His political career began with four years in the SC state legislature so my state gets total recognition for the man who would be Acting Chief of Liars in the West Wing of the current chaotic administration that belongs to Agent Orange turning to Red.

Here’s the thing, Mick. I watched your entire infamous press conference last Thursday, the 17th., in living color on a regular tv from my favorite ancient recliner in the den. I wasn’t streaming on any devices. I didn’t take a break to go to the kitchen to get a Butterfinger.  I didn’t walk around outside with my dogs. No one interrupted your comments by calling or texting me. Nope.
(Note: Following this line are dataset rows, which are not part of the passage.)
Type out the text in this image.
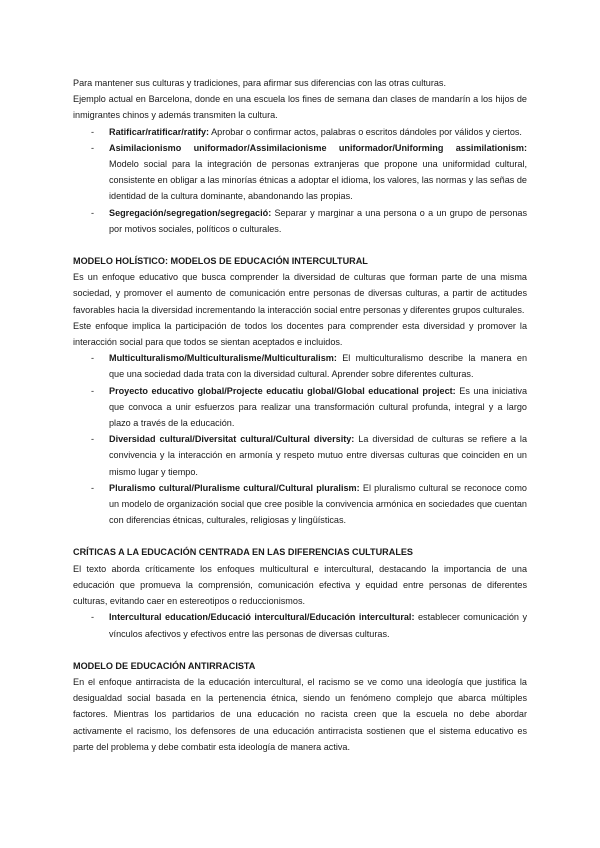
Para mantener sus culturas y tradiciones, para afirmar sus diferencias con las otras culturas.

Ejemplo actual en Barcelona, donde en una escuela los fines de semana dan clases de mandarín a los hijos de inmigrantes chinos y además transmiten la cultura.

- Ratificar/ratificar/ratify: Aprobar o confirmar actos, palabras o escritos dándoles por válidos y ciertos.
- Asimilacionismo uniformador/Assimilacionisme uniformador/Uniforming assimilationism: Modelo social para la integración de personas extranjeras que propone una uniformidad cultural, consistente en obligar a las minorías étnicas a adoptar el idioma, los valores, las normas y las señas de identidad de la cultura dominante, abandonando las propias.
- Segregación/segregation/segregació: Separar y marginar a una persona o a un grupo de personas por motivos sociales, políticos o culturales.

MODELO HOLÍSTICO: MODELOS DE EDUCACIÓN INTERCULTURAL

Es un enfoque educativo que busca comprender la diversidad de culturas que forman parte de una misma sociedad, y promover el aumento de comunicación entre personas de diversas culturas, a partir de actitudes favorables hacia la diversidad incrementando la interacción social entre personas y diferentes grupos culturales.

Este enfoque implica la participación de todos los docentes para comprender esta diversidad y promover la interacción social para que todos se sientan aceptados e incluidos.

- Multiculturalismo/Multiculturalisme/Multiculturalism: El multiculturalismo describe la manera en que una sociedad dada trata con la diversidad cultural. Aprender sobre diferentes culturas.
- Proyecto educativo global/Projecte educatiu global/Global educational project: Es una iniciativa que convoca a unir esfuerzos para realizar una transformación cultural profunda, integral y a largo plazo a través de la educación.
- Diversidad cultural/Diversitat cultural/Cultural diversity: La diversidad de culturas se refiere a la convivencia y la interacción en armonía y respeto mutuo entre diversas culturas que coinciden en un mismo lugar y tiempo.
- Pluralismo cultural/Pluralisme cultural/Cultural pluralism: El pluralismo cultural se reconoce como un modelo de organización social que cree posible la convivencia armónica en sociedades que cuentan con diferencias étnicas, culturales, religiosas y lingüísticas.

CRÍTICAS A LA EDUCACIÓN CENTRADA EN LAS DIFERENCIAS CULTURALES

El texto aborda críticamente los enfoques multicultural e intercultural, destacando la importancia de una educación que promueva la comprensión, comunicación efectiva y equidad entre personas de diferentes culturas, evitando caer en estereotipos o reduccionismos.

- Intercultural education/Educació intercultural/Educación intercultural: establecer comunicación y vínculos afectivos y efectivos entre las personas de diversas culturas.

MODELO DE EDUCACIÓN ANTIRRACISTA

En el enfoque antirracista de la educación intercultural, el racismo se ve como una ideología que justifica la desigualdad social basada en la pertenencia étnica, siendo un fenómeno complejo que abarca múltiples factores. Mientras los partidarios de una educación no racista creen que la escuela no debe abordar activamente el racismo, los defensores de una educación antirracista sostienen que el sistema educativo es parte del problema y debe combatir esta ideología de manera activa.
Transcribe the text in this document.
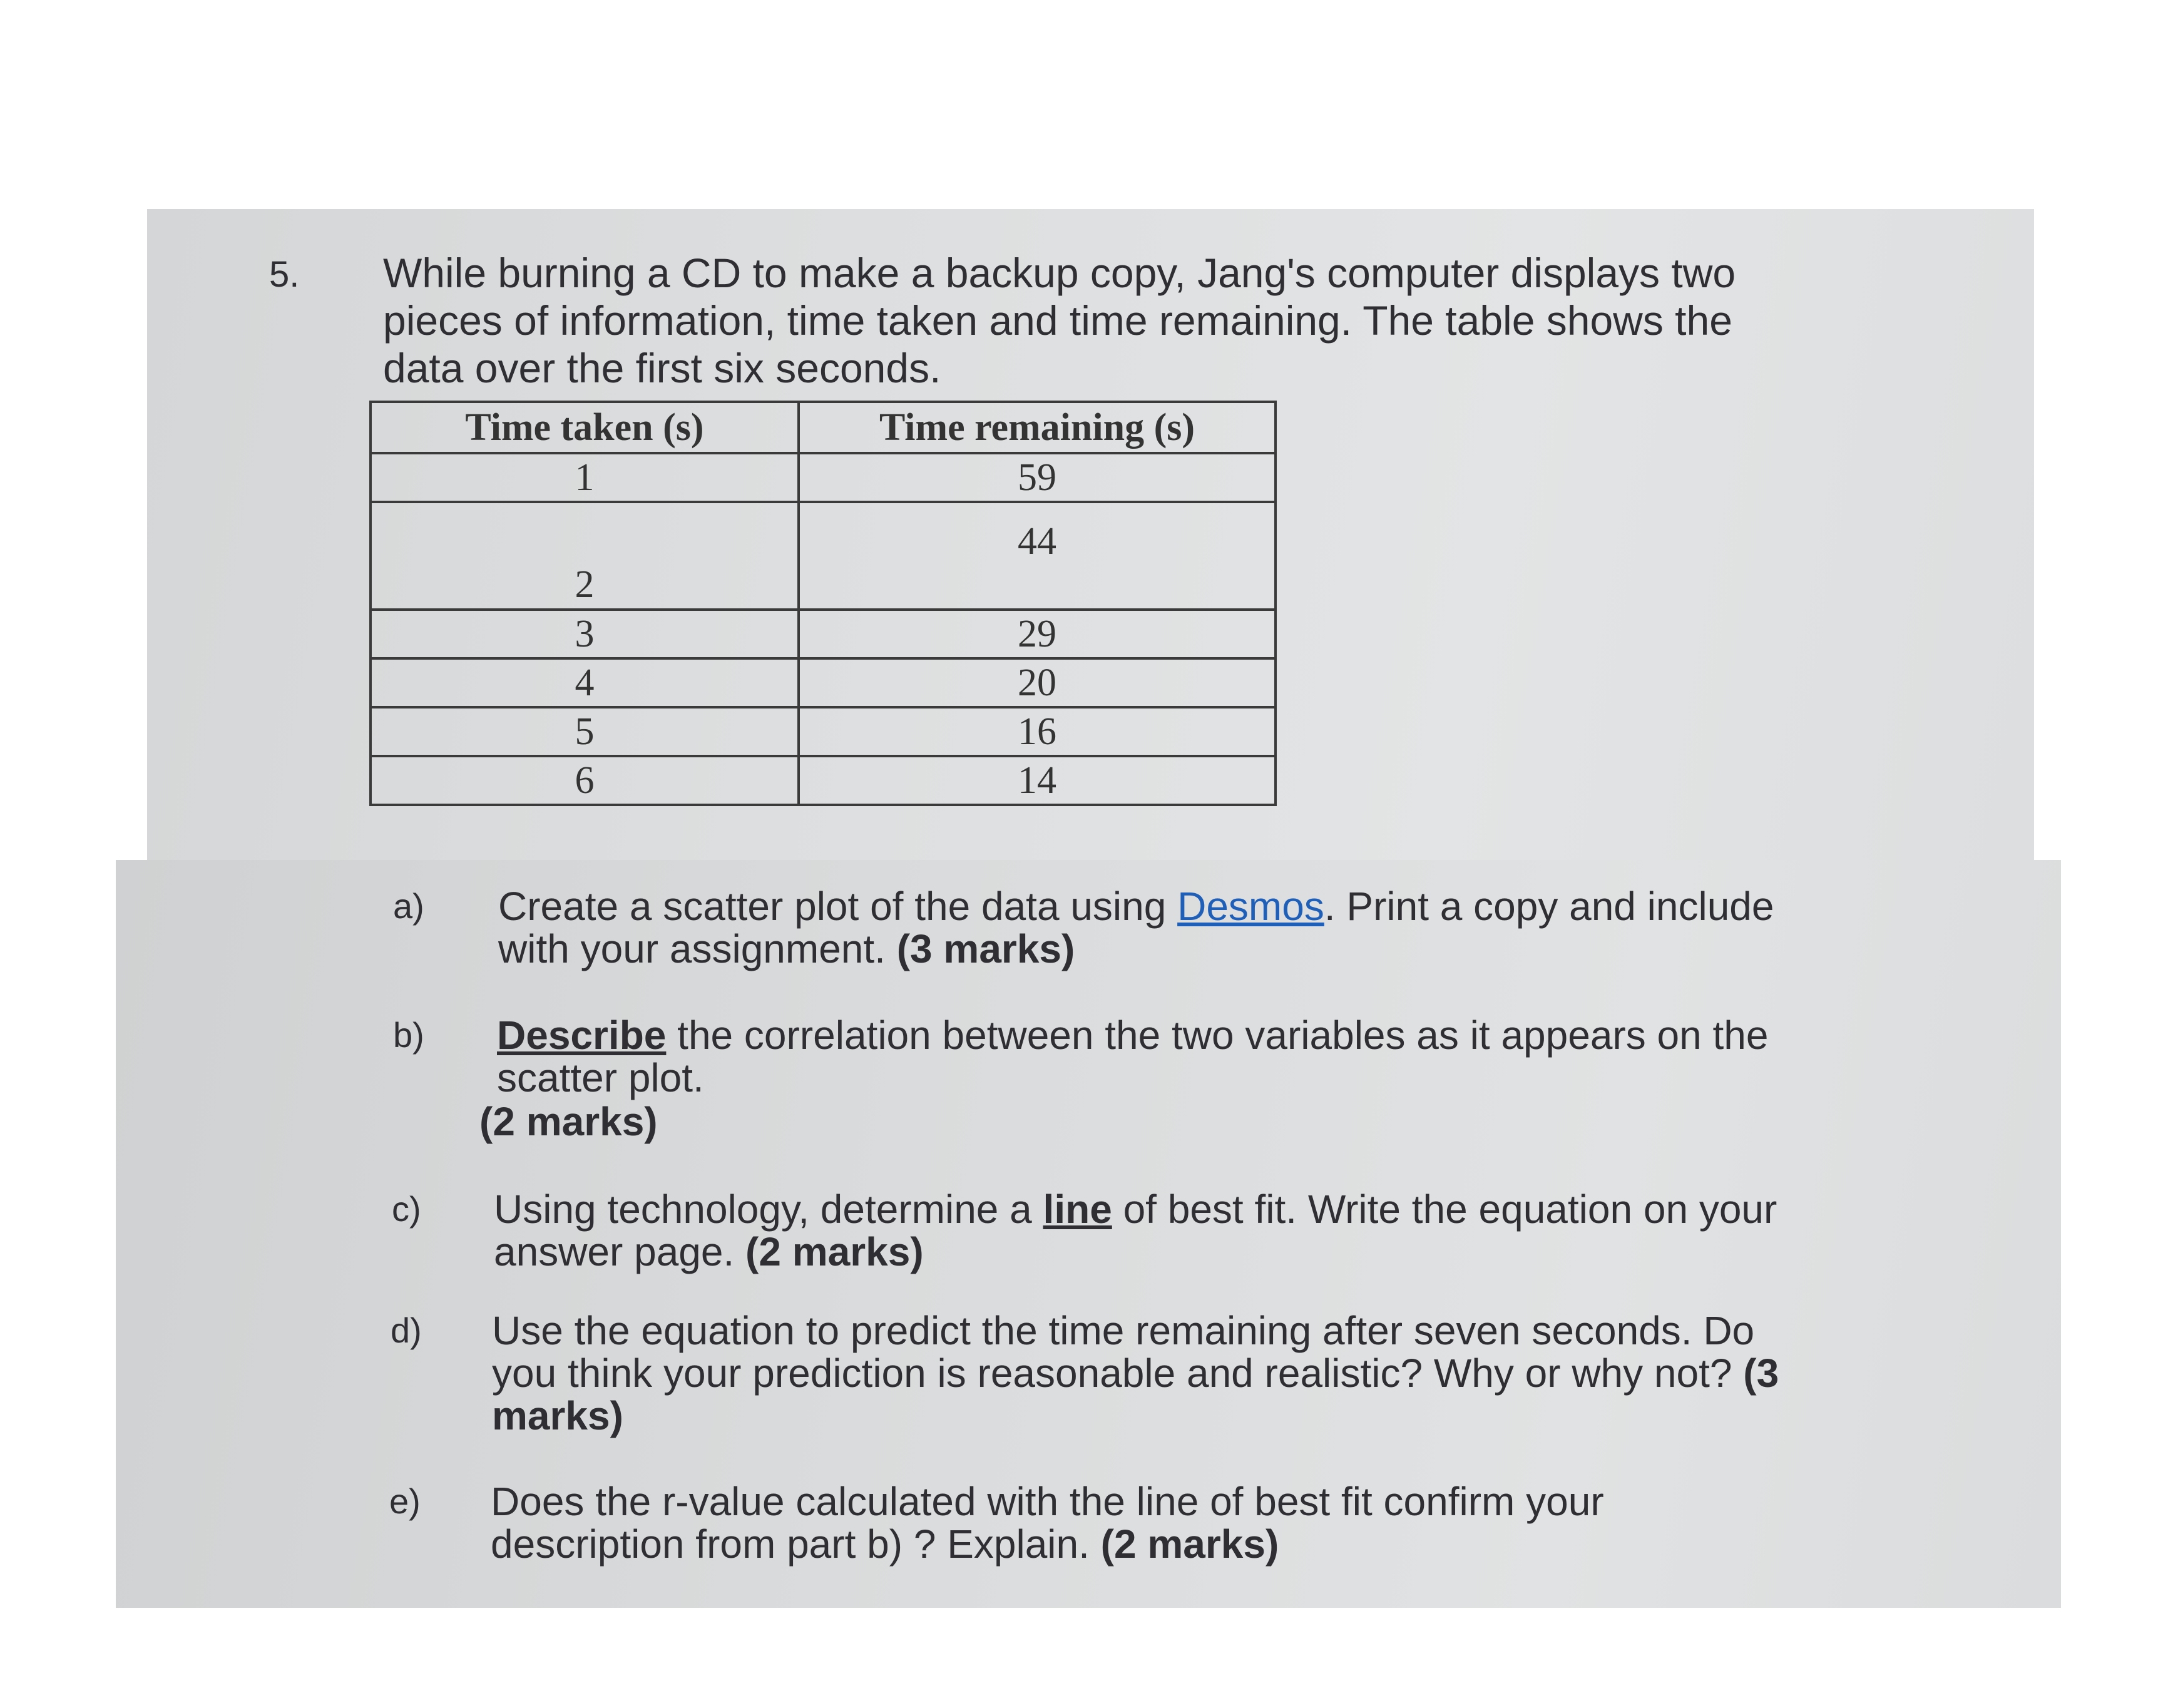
5. While burning a CD to make a backup copy, Jang's computer displays two pieces of information, time taken and time remaining. The table shows the data over the first six seconds.
Time taken (s)	Time remaining (s)
1	59
2	44
3	29
4	20
5	16
6	14
a) Create a scatter plot of the data using Desmos. Print a copy and include with your assignment. (3 marks)
b) Describe the correlation between the two variables as it appears on the scatter plot.
(2 marks)
c) Using technology, determine a line of best fit. Write the equation on your answer page. (2 marks)
d) Use the equation to predict the time remaining after seven seconds. Do you think your prediction is reasonable and realistic? Why or why not? (3 marks)
e) Does the r-value calculated with the line of best fit confirm your description from part b) ? Explain. (2 marks)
I saw the whole thing.


Several hours after I watched you spell out Agent Orange’s foreign policy as a pay for play high stakes game with our national security twisting in the wind, you called Mulligan which is a word used by golfers to get another shot when they knock the ball so far out of the fairway they’ll never find it in the woods. Mulligan, mulligan, you cried. I never said any of that about Quid Pro Quo or any of those other things like Get Over It or We do it (foreign policy) All the Time This Way. Never. Never. Never. It’s just those mean old liberal media peeps getting the words turned around to suit their evil intentions to undermine Agent Orange who is, as we all know, out to make not only America great again but restore Civilization as well.

Hm. I wonder if you still have that minority interest in Salsarita’s restaurant chain? Maybe that experience will qualify you for an executive position in the successful hospitality business you claim is the ultimate goal of Agent Orange “in the end.”

Because the end is headed your way as surely as a freight train coming at you. There’s no light at the end of your tunnel.